That is a hereditary disease, not infectious. However, the mutation that causes it does grant an ethnicity specific immunity/resistance to malaria. There are a number of ethnicity specific hereditary diseases that confer protection from other diseases that are bad for the host if they get the genes from both parents, but beneficial if they get it from only one.
Another example of this is Tay-Sachs hereditary disease common to eastern European Ashkenazi Jews. A single copy of that mutation will give immunity against TB, but two copies will kill you.

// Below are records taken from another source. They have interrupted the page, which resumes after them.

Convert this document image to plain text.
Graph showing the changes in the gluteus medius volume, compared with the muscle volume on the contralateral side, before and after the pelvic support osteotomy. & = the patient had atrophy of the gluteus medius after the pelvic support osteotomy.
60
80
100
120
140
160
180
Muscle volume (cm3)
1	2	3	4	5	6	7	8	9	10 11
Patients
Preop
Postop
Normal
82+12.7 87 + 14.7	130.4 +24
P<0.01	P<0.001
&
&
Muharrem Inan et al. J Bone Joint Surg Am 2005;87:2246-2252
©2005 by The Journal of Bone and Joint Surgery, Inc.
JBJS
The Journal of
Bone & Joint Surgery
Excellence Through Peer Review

Many other hereditary mutations that protect against infectious disease cause no hereditary diseases on their own, but they are less well-known primarily because there is no nasty side-effects to highlight the existence of an interesting mutation. Hereditary diseases like Sickle Cell Anemia would normally be bred out of a population if it was not for the fact that at some point the mutation also greatly enhanced survivability of the person carrying it.
Remember the rash of biologists that died in mysterious ways right before the war in Iraq? That was post SARS, pre-Marburg.
Once the cave was discovered as the source of Ebola, and elephants as the reservoir, China has Ebola.
H5N1 and this strain of Ebola have a noticeable discontinuity in their sequencing, according to the source article. That says to me "splicing".
You are obviously trained in this field - I'm certainly not - so I'd appreciate your educated opinion: Is this "new" strain natural or manmade?